MNA member offers testimony at hearing on payment reform
From the Massachusetts Nurse Newsletter
June/July 2011 Edition
|Marie Ritacco, an RN at St. Vincent Hospital in Worcester, testifies before the Joint Committee on Health Care Finance on May 23. Seated, from left, Rep. Carolyn Dykema, D-Holliston; Rep. Denise Garlick, D-Needham; committee staff member; Senate Chairman Richard Moore, D-Uxbridge; House Chairman Steven Walsh, D-Lynn.|
On May 23, RN and MNA activist Marie Ritacco participated in a legislative hearing with the Joint Committee on Health Care Finance regarding H.1849, An Act Relative to Improving the Quality of Health Care and Controlling Costs by Reforming Health Systems and Payments. What follows is her powerful, expert testimony.
“Good morning. My name is Marie Ritacco, and I am a registered nurse. I live in Auburn, and I am a post anesthesia care nurse at St. Vincent Hospital in Worcester. I am here today with some of my sister nurses from Central Massachusetts. I do want to thank the Committee for conducting these hearings all over the state. This is obviously an important topic, and I think it is great that you are making the debate on this process so accessible.
“I do not pretend to understand the complexity of payment systems, but I do understand what is happening to patients at the hospital bedside. I have been a nurse for more than 25 years, and I have had a bedside view of how the hospital industry has responded to the changing environment. In addition, what I can tell you is that every time there has been any kind of change in health policy, the hospital industry has always responded in the same way. They have consistently attempted to cut costs by reducing the level of nursing care in their facilities. Specifically, they have assigned more and more patients to every nurse, they have increased the use of mandatory overtime to staff their facilities, and they have tried to delegate nursing duties to staff people who might not be qualified to perform them.
“There are two problems with these strategies. The first is that they are dangerous for patients. All of these practices result in compromised patient care. This leads to the second problem, which is that they do not save money, at least not in the long term. All of these strategies result in preventable medical errors and complications, and treating those complications is expensive. As the legislature debates a bill expressly designed to reduce costs, I fear, and I know my sister nurses fear, that the hospital industry will respond to this round of reform in the same old way—they will cut nursing care.
“In fact, as you may know the nurses at my facility—St.
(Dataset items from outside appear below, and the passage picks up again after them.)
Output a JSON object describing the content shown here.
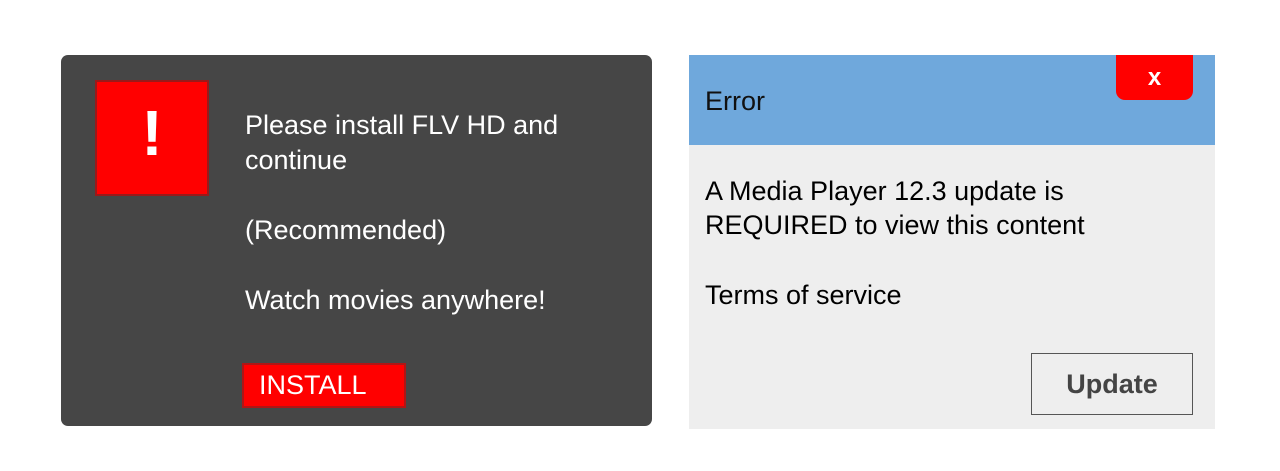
{
  "install_dialog": {
    "alert_glyph": "!",
    "headline": "Please install FLV HD and continue",
    "recommended": "(Recommended)",
    "tagline": "Watch movies anywhere!",
    "install_label": "INSTALL"
  },
  "error_dialog": {
    "title": "Error",
    "close_label": "x",
    "message": "A Media Player 12.3 update is REQUIRED to view this content",
    "terms_link": "Terms of service",
    "update_label": "Update"
  },
  "colors": {
    "dark_background": "#464646",
    "alert_red": "#ff0000",
    "titlebar_blue": "#6fa8dc",
    "light_background": "#eeeeee"
  },
  "icons": {
    "alert": "exclamation-warning-icon"
  }
}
Vincent Hospital—just finished a round of extremely difficult and contentious negotiations for a new contract. Throughout those negotiations, we heard repeatedly from the hospital administration that they had to cut nursing costs and could not staff the hospital safely in anticipation of payment reform. If hospitals like mine are already cutting nursing services in anticipation of payment reform legislation, I can only imagine what they are going to do when such legislation passes.
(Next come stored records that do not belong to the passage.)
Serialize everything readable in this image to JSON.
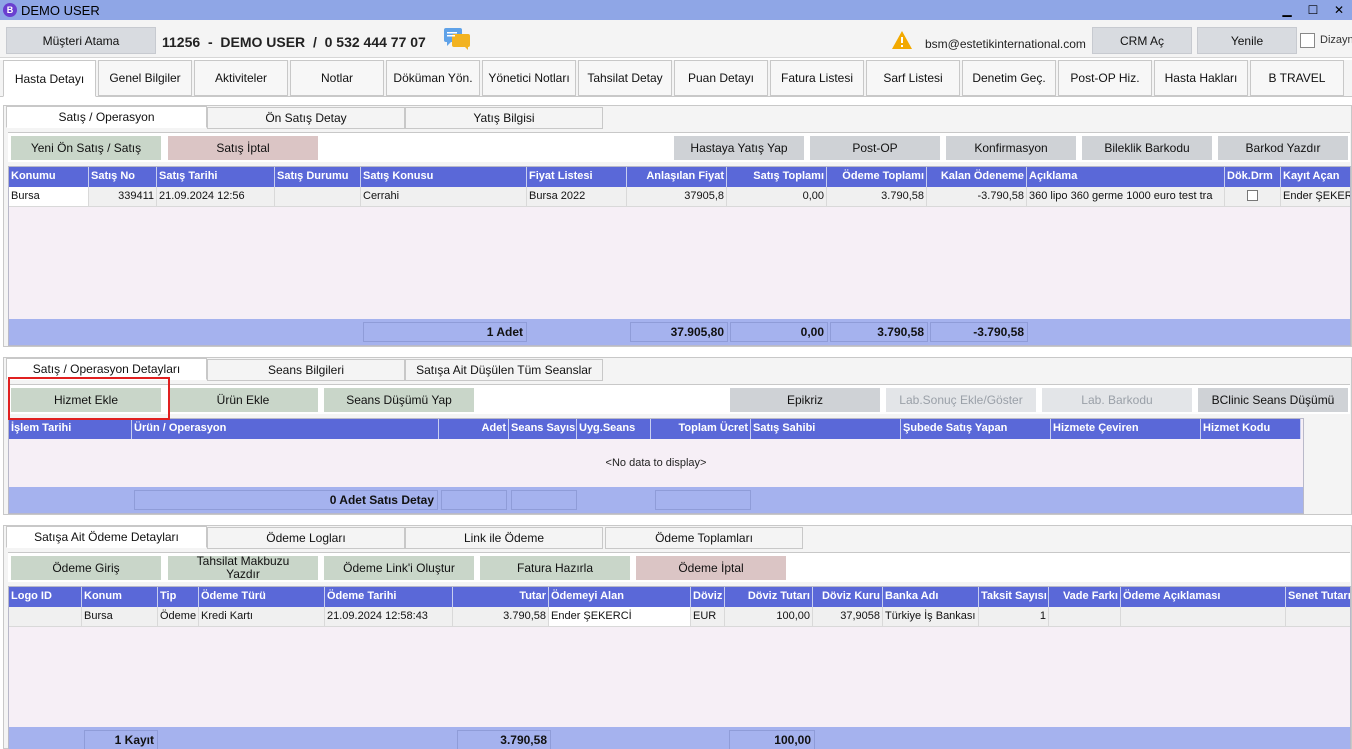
{
  "window": {
    "title": "DEMO USER",
    "icon_letter": "B",
    "min": "▁",
    "max": "☐",
    "close": "✕"
  },
  "header": {
    "musteri_atama": "Müşteri Atama",
    "customer_info": "11256  -  DEMO USER  /  0 532 444 77 07",
    "email": "bsm@estetikinternational.com",
    "crm_ac": "CRM Aç",
    "yenile": "Yenile",
    "dizayn": "Dizayn"
  },
  "main_tabs": [
    "Hasta Detayı",
    "Genel Bilgiler",
    "Aktiviteler",
    "Notlar",
    "Döküman Yön.",
    "Yönetici Notları",
    "Tahsilat Detay",
    "Puan Detayı",
    "Fatura Listesi",
    "Sarf Listesi",
    "Denetim Geç.",
    "Post-OP Hiz.",
    "Hasta Hakları",
    "B TRAVEL"
  ],
  "section1": {
    "tabs": [
      "Satış / Operasyon",
      "Ön Satış Detay",
      "Yatış Bilgisi"
    ],
    "buttons": {
      "yeni_on_satis": "Yeni Ön Satış / Satış",
      "satis_iptal": "Satış İptal",
      "hastaya_yatis": "Hastaya Yatış Yap",
      "post_op": "Post-OP",
      "konfirmasyon": "Konfirmasyon",
      "bileklik": "Bileklik Barkodu",
      "barkod_yazdir": "Barkod Yazdır"
    },
    "columns": [
      "Konumu",
      "Satış No",
      "Satış Tarihi",
      "Satış Durumu",
      "Satış Konusu",
      "Fiyat Listesi",
      "Anlaşılan Fiyat",
      "Satış Toplamı",
      "Ödeme Toplamı",
      "Kalan Ödeneme",
      "Açıklama",
      "Dök.Drm",
      "Kayıt Açan"
    ],
    "row": {
      "konumu": "Bursa",
      "satis_no": "339411",
      "satis_tarihi": "21.09.2024 12:56",
      "satis_durumu": "",
      "satis_konusu": "Cerrahi",
      "fiyat_listesi": "Bursa 2022",
      "anlasilan_fiyat": "37905,8",
      "satis_toplami": "0,00",
      "odeme_toplami": "3.790,58",
      "kalan_odeme": "-3.790,58",
      "aciklama": "360 lipo 360 germe 1000 euro test tra",
      "kayit_acan": "Ender ŞEKER"
    },
    "footer": {
      "adet": "1 Adet",
      "anlasilan": "37.905,80",
      "satis": "0,00",
      "odeme": "3.790,58",
      "kalan": "-3.790,58"
    }
  },
  "section2": {
    "tabs": [
      "Satış / Operasyon Detayları",
      "Seans Bilgileri",
      "Satışa Ait Düşülen Tüm Seanslar"
    ],
    "buttons": {
      "hizmet_ekle": "Hizmet Ekle",
      "urun_ekle": "Ürün Ekle",
      "seans_dusumu": "Seans Düşümü Yap",
      "epikriz": "Epikriz",
      "lab_sonuc": "Lab.Sonuç Ekle/Göster",
      "lab_barkodu": "Lab. Barkodu",
      "bclinic": "BClinic Seans Düşümü"
    },
    "columns": [
      "İşlem Tarihi",
      "Ürün / Operasyon",
      "Adet",
      "Seans Sayısı",
      "Uyg.Seans",
      "Toplam Ücret",
      "Satış Sahibi",
      "Şubede Satış Yapan",
      "Hizmete Çeviren",
      "Hizmet Kodu"
    ],
    "no_data": "<No data to display>",
    "footer": {
      "adet": "0 Adet Satıs Detay"
    }
  },
  "section3": {
    "tabs": [
      "Satışa Ait Ödeme Detayları",
      "Ödeme Logları",
      "Link ile Ödeme",
      "Ödeme Toplamları"
    ],
    "buttons": {
      "odeme_giris": "Ödeme Giriş",
      "tahsilat_makbuzu": "Tahsilat Makbuzu Yazdır",
      "odeme_link": "Ödeme Link'i Oluştur",
      "fatura": "Fatura Hazırla",
      "odeme_iptal": "Ödeme İptal"
    },
    "columns": [
      "Logo ID",
      "Konum",
      "Tip",
      "Ödeme Türü",
      "Ödeme Tarihi",
      "Tutar",
      "Ödemeyi Alan",
      "Döviz",
      "Döviz Tutarı",
      "Döviz Kuru",
      "Banka Adı",
      "Taksit Sayısı",
      "Vade Farkı",
      "Ödeme Açıklaması",
      "Senet Tutarı"
    ],
    "row": {
      "logo_id": "",
      "konum": "Bursa",
      "tip": "Ödeme",
      "odeme_turu": "Kredi Kartı",
      "odeme_tarihi": "21.09.2024 12:58:43",
      "tutar": "3.790,58",
      "odemeyi_alan": "Ender ŞEKERCİ",
      "doviz": "EUR",
      "doviz_tutari": "100,00",
      "doviz_kuru": "37,9058",
      "banka": "Türkiye İş Bankası",
      "taksit": "1",
      "vade": "",
      "aciklama": "",
      "senet": ""
    },
    "footer": {
      "kayit": "1 Kayıt",
      "tutar": "3.790,58",
      "doviz_tutari": "100,00"
    }
  }
}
“I agree with the governor and with the committee that the problem of escalating health care costs has to be addressed. However, I am equally concerned that the trends of the last two decades—assigning more and more patients to every nurse, extensive use of mandatory overtime, and delegating clinical nursing duties to unlicensed personnel—will be further accelerated unless this bill includes some specific provisions to improve and protect quality standards. For a nurse like me, working at the hospital bedside, that means limits on RN patient loads, a prohibition on mandatory overtime, and maintaining the scope of nursing practice. Thank you for this opportunity to weigh in on this important legislation.”